Naval Air Station Wildwood (Images of Aviation)
Author | : | |
Rating | : | 4.38 (983 Votes) |
Asin | : | 0738572128 |
Format Type | : | paperback |
Number of Pages | : | 128 Pages |
Publish Date | : | 2016-06-23 |
Language | : | English |
DESCRIPTION:
At least 42 airmen lost their lives while training at the station, but their deaths brought about improvements in airplane design and tactics. Some of the war's most lethal bombers-Helldivers and TBM-3E Avengers among them-were flown by members of naval fighter, dive-bombing, and torpedo-bombing squadrons based at the station from 1943 until 1945. Commissioned on April 1, 1943, Naval Air Station Wildwood trained thousands of U.S. Located in southern New Jersey on a peninsula bordered by the Atlantic Ocean and Delaware Bay, the air station was perfectly sited to provide them with the over-water practice they needed for fighting the Japanese fleet in the western Pacific theater. 1,
Navy's extensive archives. . Naval Air Station Wildwood contains photographs and images, most previously unpublished, from the museum's and the U.S. Joan Berkey is an architectural historian and author. About the Author Joseph E. Salvatore, M.D., cofounded Naval Air Station Wildwood Foundation in 1995 and serves as nonsalaried executive director of the aviation museum
Navy's extensive archives. Joan Berkey is an architectural historian and author. . Joseph E. Naval Air Station Wildwood contains photographs and images, most previously unpublished, from the museum's and the U.S. Salvatore, M.D., cofounded Naval Air Station Wildwood Foundation in 1995 and serves as nonsalaried executive di
Long-overdue recognition for a World War II station Robert F. Dorr This book is a labor of love, a long-overdue history of a naval air station that helped to prepare hundreds of Americans who went to war in carrier-based aircraft.
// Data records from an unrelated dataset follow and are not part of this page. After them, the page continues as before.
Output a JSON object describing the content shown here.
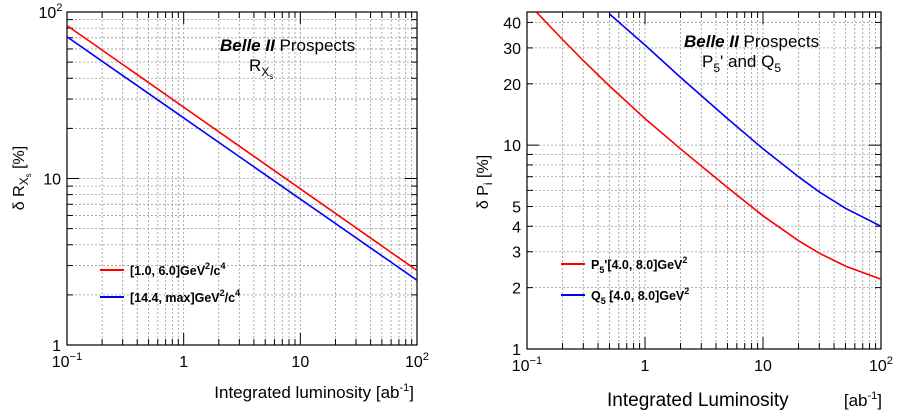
{
  "chart_data": [
    {
      "type": "line",
      "log_x": true,
      "log_y": true,
      "xlim": [
        0.1,
        100
      ],
      "ylim": [
        1,
        100
      ],
      "grid": true,
      "legend_position": "bottom-left",
      "title_line1_bold": "Belle II",
      "title_line1_rest": " Prospects",
      "title_line2_main": "R",
      "title_line2_sub": "X",
      "title_line2_subsub": "s",
      "ylabel_main": "δ R",
      "ylabel_sub": "X",
      "ylabel_subsub": "s",
      "ylabel_unit": " [%]",
      "xlabel_main": "Integrated luminosity [ab",
      "xlabel_sup": "-1",
      "xlabel_end": "]",
      "x_ticks": [
        {
          "value": 0.1,
          "base": "10",
          "exp": "−1"
        },
        {
          "value": 1,
          "base": "1",
          "exp": ""
        },
        {
          "value": 10,
          "base": "10",
          "exp": ""
        },
        {
          "value": 100,
          "base": "10",
          "exp": "2"
        }
      ],
      "y_ticks": [
        {
          "value": 1,
          "base": "1",
          "exp": ""
        },
        {
          "value": 10,
          "base": "10",
          "exp": ""
        },
        {
          "value": 100,
          "base": "10",
          "exp": "2"
        }
      ],
      "series": [
        {
          "legend_parts": [
            [
              "[1.0, 6.0]GeV",
              ""
            ],
            [
              "2",
              "sup"
            ],
            [
              "/c",
              ""
            ],
            [
              "4",
              "sup"
            ]
          ],
          "color": "#ff0000",
          "x": [
            0.1,
            100
          ],
          "y": [
            83,
            2.8
          ]
        },
        {
          "legend_parts": [
            [
              "[14.4, max]GeV",
              ""
            ],
            [
              "2",
              "sup"
            ],
            [
              "/c",
              ""
            ],
            [
              "4",
              "sup"
            ]
          ],
          "color": "#0000ff",
          "x": [
            0.1,
            100
          ],
          "y": [
            71,
            2.45
          ]
        }
      ]
    },
    {
      "type": "line",
      "log_x": true,
      "log_y": true,
      "xlim": [
        0.1,
        100
      ],
      "ylim": [
        1,
        45
      ],
      "grid": true,
      "legend_position": "bottom-left",
      "title_line1_bold": "Belle II",
      "title_line1_rest": " Prospects",
      "title_line2_main": "P",
      "title_line2_sub": "5",
      "title_line2_rest": "' and Q",
      "title_line2_sub2": "5",
      "ylabel_main": "δ P",
      "ylabel_sub": "i",
      "ylabel_unit": " [%]",
      "xlabel_main": "Integrated Luminosity",
      "xlabel_unit": "[ab",
      "xlabel_sup": "-1",
      "xlabel_end": "]",
      "x_ticks": [
        {
          "value": 0.1,
          "base": "10",
          "exp": "−1"
        },
        {
          "value": 1,
          "base": "1",
          "exp": ""
        },
        {
          "value": 10,
          "base": "10",
          "exp": ""
        },
        {
          "value": 100,
          "base": "10",
          "exp": "2"
        }
      ],
      "y_ticks": [
        {
          "value": 1,
          "base": "1",
          "exp": ""
        },
        {
          "value": 2,
          "base": "2",
          "exp": ""
        },
        {
          "value": 3,
          "base": "3",
          "exp": ""
        },
        {
          "value": 4,
          "base": "4",
          "exp": ""
        },
        {
          "value": 5,
          "base": "5",
          "exp": ""
        },
        {
          "value": 10,
          "base": "10",
          "exp": ""
        },
        {
          "value": 20,
          "base": "20",
          "exp": ""
        },
        {
          "value": 30,
          "base": "30",
          "exp": ""
        },
        {
          "value": 40,
          "base": "40",
          "exp": ""
        }
      ],
      "series": [
        {
          "legend_parts": [
            [
              "P",
              ""
            ],
            [
              "5",
              "sub"
            ],
            [
              "'[4.0, 8.0]GeV",
              ""
            ],
            [
              "2",
              "sup"
            ]
          ],
          "color": "#ff0000",
          "x": [
            0.12,
            0.2,
            0.3,
            0.5,
            1,
            2,
            3,
            5,
            10,
            20,
            30,
            50,
            100
          ],
          "y": [
            45,
            33,
            26,
            19.5,
            13.5,
            9.6,
            7.9,
            6.2,
            4.5,
            3.4,
            2.95,
            2.55,
            2.2
          ]
        },
        {
          "legend_parts": [
            [
              "Q",
              ""
            ],
            [
              "5",
              "sub"
            ],
            [
              " [4.0, 8.0]GeV",
              ""
            ],
            [
              "2",
              "sup"
            ]
          ],
          "color": "#0000ff",
          "x": [
            0.5,
            1,
            2,
            3,
            5,
            10,
            20,
            30,
            50,
            100
          ],
          "y": [
            44,
            31,
            21.5,
            17.5,
            13.5,
            9.6,
            7,
            5.9,
            4.9,
            4.0
          ]
        }
      ]
    }
  ]
}
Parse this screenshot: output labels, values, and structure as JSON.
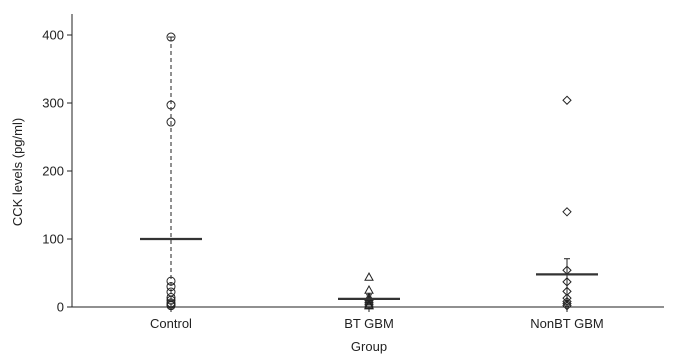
{
  "chart_data": {
    "type": "scatter",
    "title": "",
    "xlabel": "Group",
    "ylabel": "CCK levels (pg/ml)",
    "categories": [
      "Control",
      "BT GBM",
      "NonBT GBM"
    ],
    "yticks": [
      0,
      100,
      200,
      300,
      400
    ],
    "ylim": [
      0,
      420
    ],
    "grid": false,
    "legend": "none",
    "series": [
      {
        "category": "Control",
        "marker": "circle",
        "points": [
          397,
          297,
          272,
          38,
          30,
          22,
          14,
          10,
          6,
          4,
          2
        ],
        "mean": 100,
        "error_low": 0,
        "error_high": 397,
        "error_style": "dashed"
      },
      {
        "category": "BT GBM",
        "marker": "triangle",
        "points": [
          44,
          25,
          14,
          11,
          8,
          5,
          3,
          2
        ],
        "mean": 12,
        "error_low": 2,
        "error_high": 18,
        "error_style": "solid"
      },
      {
        "category": "NonBT GBM",
        "marker": "diamond",
        "points": [
          304,
          140,
          54,
          37,
          23,
          13,
          8,
          5,
          2
        ],
        "mean": 48,
        "error_low": 0,
        "error_high": 71,
        "error_style": "solid"
      }
    ],
    "colors": {
      "marker": "#222222",
      "axis": "#222222",
      "mean_line": "#333333"
    }
  }
}
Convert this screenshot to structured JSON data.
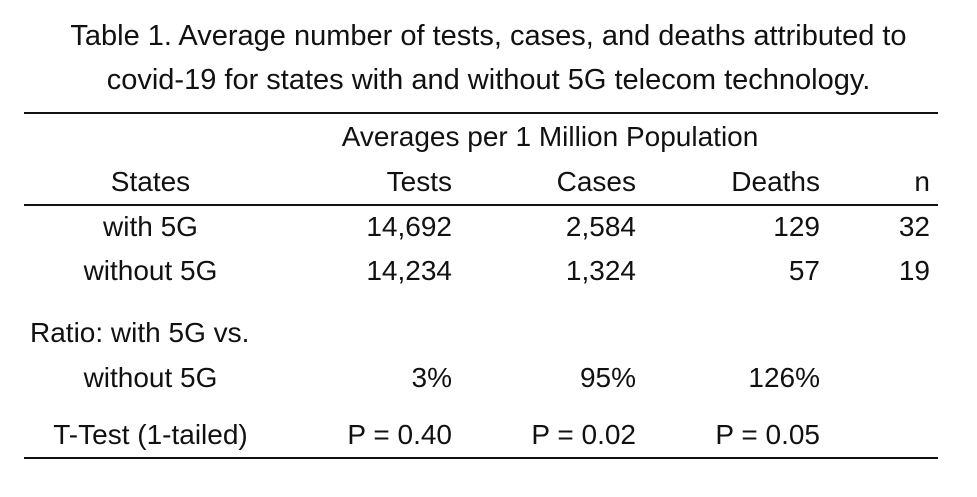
{
  "caption": {
    "line1": "Table 1.  Average number of tests, cases, and deaths attributed to",
    "line2": "covid-19 for states with and without 5G telecom technology."
  },
  "table": {
    "group_header": "Averages per 1 Million Population",
    "columns": {
      "states": "States",
      "tests": "Tests",
      "cases": "Cases",
      "deaths": "Deaths",
      "n": "n"
    },
    "rows": [
      {
        "label": "with 5G",
        "tests": "14,692",
        "cases": "2,584",
        "deaths": "129",
        "n": "32"
      },
      {
        "label": "without 5G",
        "tests": "14,234",
        "cases": "1,324",
        "deaths": "57",
        "n": "19"
      }
    ],
    "ratio": {
      "label_line1": "Ratio: with 5G vs.",
      "label_line2": "without 5G",
      "tests": "3%",
      "cases": "95%",
      "deaths": "126%"
    },
    "ttest": {
      "label": "T-Test (1-tailed)",
      "tests": "P = 0.40",
      "cases": "P = 0.02",
      "deaths": "P = 0.05"
    }
  }
}
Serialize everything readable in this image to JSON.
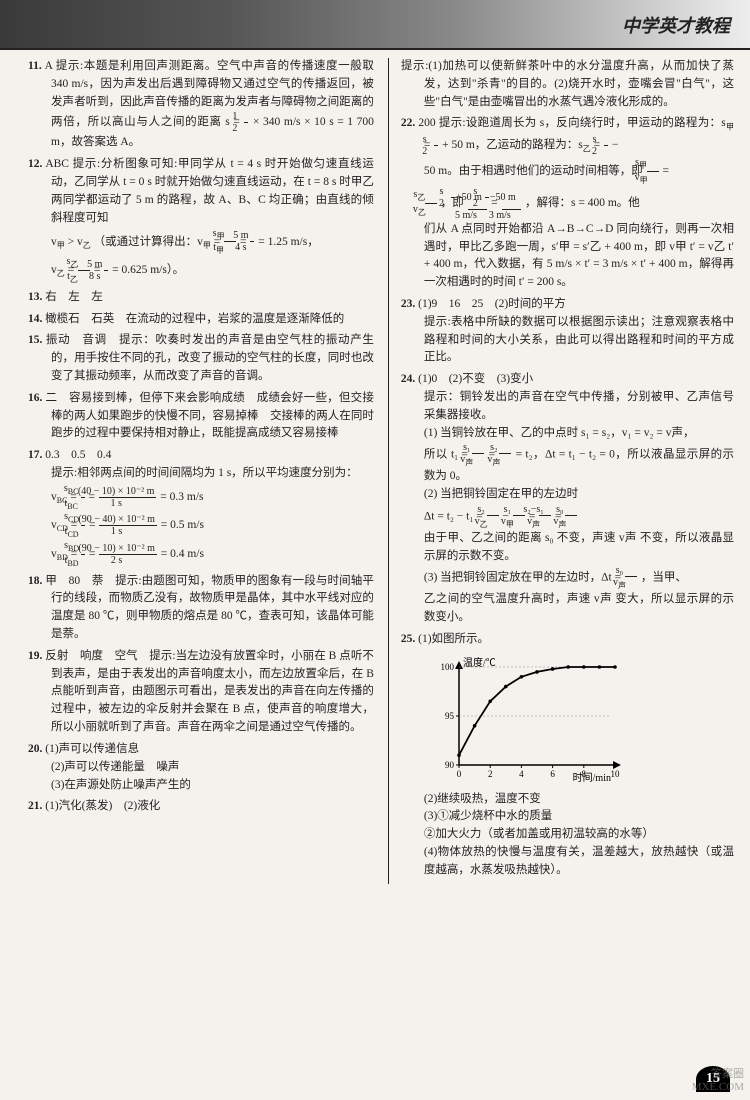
{
  "header": {
    "title": "中学英才教程"
  },
  "left": {
    "q11": {
      "num": "11.",
      "ans": "A",
      "hint": "提示:本题是利用回声测距离。空气中声音的传播速度一般取 340 m/s，因为声发出后遇到障碍物又通过空气的传播返回，被发声者听到，因此声音传播的距离为发声者与障碍物之间距离的两倍，所以高山与人之间的距离 s =",
      "hint_tail": "× 340 m/s × 10 s = 1 700 m，故答案选 A。"
    },
    "q12": {
      "num": "12.",
      "ans": "ABC",
      "hint": "提示:分析图象可知:甲同学从 t = 4 s 时开始做匀速直线运动，乙同学从 t = 0 s 时就开始做匀速直线运动，在 t = 8 s 时甲乙两同学都运动了 5 m 的路程，故 A、B、C 均正确；由直线的倾斜程度可知",
      "line2a": "v",
      "line2b": " > v",
      "line2c": "（或通过计算得出：v",
      "line2d": " =",
      "line2e": " = 1.25 m/s，",
      "line3a": "v",
      "line3b": " =",
      "line3c": " = 0.625 m/s）。"
    },
    "q13": {
      "num": "13.",
      "text": "右　左　左"
    },
    "q14": {
      "num": "14.",
      "text": "橄榄石　石英　在流动的过程中，岩浆的温度是逐渐降低的"
    },
    "q15": {
      "num": "15.",
      "text": "振动　音调　提示：吹奏时发出的声音是由空气柱的振动产生的，用手按住不同的孔，改变了振动的空气柱的长度，同时也改变了其振动频率，从而改变了声音的音调。"
    },
    "q16": {
      "num": "16.",
      "text": "二　容易接到棒，但停下来会影响成绩　成绩会好一些，但交接棒的两人如果跑步的快慢不同，容易掉棒　交接棒的两人在同时跑步的过程中要保持相对静止，既能提高成绩又容易接棒"
    },
    "q17": {
      "num": "17.",
      "vals": "0.3　0.5　0.4",
      "hint": "提示:相邻两点间的时间间隔均为 1 s，所以平均速度分别为：",
      "eq1a": "v",
      "eq1b": " =",
      "eq1c": " = 0.3 m/s",
      "eq2a": "v",
      "eq2b": " =",
      "eq2c": " = 0.5 m/s",
      "eq3a": "v",
      "eq3b": " =",
      "eq3c": " = 0.4 m/s"
    },
    "q18": {
      "num": "18.",
      "text": "甲　80　萘　提示:由题图可知，物质甲的图象有一段与时间轴平行的线段，而物质乙没有，故物质甲是晶体，其中水平线对应的温度是 80 ℃，则甲物质的熔点是 80 ℃，查表可知，该晶体可能是萘。"
    },
    "q19": {
      "num": "19.",
      "text": "反射　响度　空气　提示:当左边没有放置伞时，小丽在 B 点听不到表声，是由于表发出的声音响度太小，而左边放置伞后，在 B 点能听到声音，由题图示可看出，是表发出的声音在向左传播的过程中，被左边的伞反射并会聚在 B 点，使声音的响度增大，所以小丽就听到了声音。声音在两伞之间是通过空气传播的。"
    },
    "q20": {
      "num": "20.",
      "p1": "(1)声可以传递信息",
      "p2": "(2)声可以传递能量　噪声",
      "p3": "(3)在声源处防止噪声产生的"
    },
    "q21": {
      "num": "21.",
      "text": "(1)汽化(蒸发)　(2)液化"
    }
  },
  "right": {
    "q21hint": "提示:(1)加热可以使新鲜茶叶中的水分温度升高，从而加快了蒸发，达到\"杀青\"的目的。(2)烧开水时，壶嘴会冒\"白气\"，这些\"白气\"是由壶嘴冒出的水蒸气遇冷液化形成的。",
    "q22": {
      "num": "22.",
      "ans": "200",
      "hint1": "提示:设跑道周长为 s，反向绕行时，甲运动的路程为：s",
      "hint1b": " =",
      "hint1c": " + 50 m，乙运动的路程为：s",
      "hint1d": " =",
      "hint1e": " −",
      "hint2a": "50 m。由于相遇时他们的运动时间相等，即",
      "hint2b": " =",
      "hint3a": "，即",
      "hint3b": " =",
      "hint3c": "，解得：s = 400 m。他",
      "hint4": "们从 A 点同时开始都沿 A→B→C→D 同向绕行，则再一次相遇时，甲比乙多跑一周，s′甲 = s′乙 + 400 m，即 v甲 t′ = v乙 t′ + 400 m，代入数据，有 5 m/s × t′ = 3 m/s × t′ + 400 m，解得再一次相遇时的时间 t′ = 200 s。"
    },
    "q23": {
      "num": "23.",
      "p1": "(1)9　16　25　(2)时间的平方",
      "hint": "提示:表格中所缺的数据可以根据图示读出；注意观察表格中路程和时间的大小关系，由此可以得出路程和时间的平方成正比。"
    },
    "q24": {
      "num": "24.",
      "p1": "(1)0　(2)不变　(3)变小",
      "hint": "提示：铜铃发出的声音在空气中传播，分别被甲、乙声信号采集器接收。",
      "s1a": "(1) 当铜铃放在甲、乙的中点时 s₁ = s₂，v₁ = v₂ = v声，",
      "s1b": "所以 t₁ =",
      "s1c": " =",
      "s1d": " = t₂，Δt = t₁ − t₂ = 0，所以液晶显示屏的示数为 0。",
      "s2a": "(2) 当把铜铃固定在甲的左边时",
      "s2b": "Δt = t₂ − t₁ =",
      "s2c": " −",
      "s2d": " =",
      "s2e": " =",
      "s2f": "由于甲、乙之间的距离 s₀ 不变，声速 v声 不变，所以液晶显示屏的示数不变。",
      "s3a": "(3) 当把铜铃固定放在甲的左边时，Δt =",
      "s3b": "，当甲、",
      "s3c": "乙之间的空气温度升高时，声速 v声 变大，所以显示屏的示数变小。"
    },
    "q25": {
      "num": "25.",
      "p1": "(1)如图所示。",
      "chart": {
        "ylabel": "温度/℃",
        "xlabel": "时间/min",
        "xvals": [
          0,
          2,
          4,
          6,
          8,
          10
        ],
        "yvals": [
          90,
          95,
          100
        ],
        "curve": [
          [
            0,
            91
          ],
          [
            1,
            94
          ],
          [
            2,
            96.5
          ],
          [
            3,
            98
          ],
          [
            4,
            99
          ],
          [
            5,
            99.5
          ],
          [
            6,
            99.8
          ],
          [
            7,
            100
          ],
          [
            8,
            100
          ],
          [
            9,
            100
          ],
          [
            10,
            100
          ]
        ],
        "line_color": "#000",
        "axis_color": "#000",
        "bg": "#f5f2ed"
      },
      "p2": "(2)继续吸热，温度不变",
      "p3": "(3)①减少烧杯中水的质量",
      "p4": "②加大火力（或者加盖或用初温较高的水等）",
      "p5": "(4)物体放热的快慢与温度有关，温差越大，放热越快（或温度越高，水蒸发吸热越快）。"
    }
  },
  "footer": {
    "page": "15"
  },
  "watermark": {
    "l1": "答案圈",
    "l2": "MXE.COM"
  }
}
They gathered at a New Jersey tourist haven and, many months later, some of them were aboard the aircraft carrier Ticonderoga when she was hit by Japanese suicide aircraft. The contrast between Wildwood and the Western Pacific is made more vivid by this history. This history is also a r. "Very good information about this station and what it was like" according to C. Edmunds Rhoad. Very good information about this station and what it was like training so many pilots in such a short period of time in WWII.